Baum’s The Road to Oz appears late in season 1, when Margaret Schroeder, widowed consort of Enoch Thompson, ensconced in a luxury suite at Thompson’s expense, is shown reading the book aloud to her two children. At this point in the series, Thompson has become a target of Arnold Rothstein’s thugs, and Richard Harrow, a grossly disfigured veteran, is installed in the suite to protect the family. The children are repulsed by Harrow’s appearance – half his face is missing and is ordinarily covered by a painted tin mask a la Phantom of the Opera – but when he makes a joke about being the tin man, they warm up to him. The camera soon finds the quartet happily settled on the couch, united through Baum’s fantastic narrative. But it’s the book itself that stands out here. Again, among the refurbished/reproduced, new-looking furnishings, a strangely aged, out-of-place first edition emerges briefly and we are shown John R. Neill’s starkly graceful, understated rendering of the Tin Man. “I was very happy among the Munchkins and Winkies and Quadlings and Gillikens…” Schroeder reads to her two children and the family’s bodyguard, as sense of homey peace settles around the threatened domestic scene.

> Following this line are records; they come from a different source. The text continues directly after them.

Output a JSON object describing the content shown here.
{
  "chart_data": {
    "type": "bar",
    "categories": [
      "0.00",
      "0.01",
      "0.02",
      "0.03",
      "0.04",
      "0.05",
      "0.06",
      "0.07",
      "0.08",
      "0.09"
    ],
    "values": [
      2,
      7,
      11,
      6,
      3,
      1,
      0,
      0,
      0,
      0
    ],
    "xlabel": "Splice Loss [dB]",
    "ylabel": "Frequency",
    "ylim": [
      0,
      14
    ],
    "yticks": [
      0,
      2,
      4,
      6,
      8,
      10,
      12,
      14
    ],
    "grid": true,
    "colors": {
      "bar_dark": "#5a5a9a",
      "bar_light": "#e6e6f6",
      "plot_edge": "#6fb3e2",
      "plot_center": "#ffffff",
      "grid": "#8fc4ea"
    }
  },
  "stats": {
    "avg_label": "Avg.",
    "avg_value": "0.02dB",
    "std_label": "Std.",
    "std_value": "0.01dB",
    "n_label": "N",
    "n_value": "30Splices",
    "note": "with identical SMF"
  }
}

In my perception of the program, these media artifacts draw attention to themselves; they stand out like sore thumbs in Boardwalk Empire’s recreated 1920s East Coast interiors. Their incongruity – obviously worn, ninety-year-old media amidst polished surfaces, carefully reupholstered furniture, freshly tailored vintage clothing, and reproduction Edison lamp bulbs – makes me wonder: what is it about these media objects that exempts them from reproduction? Why go to such trouble to make everything else look freshly made for sale in the second decade of the 20th century, but include these palimpsests of uncountable readings and listenings in their aged, scuffed, dried-out, intimately savored forms? What does the apparent “authenticity” of these reverse time-travelers do for the program’s producers? For its viewers? The expressions fixed in this book and these records exist virtually and could be freshly reproduced at, I’m guessing, little added cost. Why haul out and dust off these bits of bygone media, these pictures of Dorian Gray?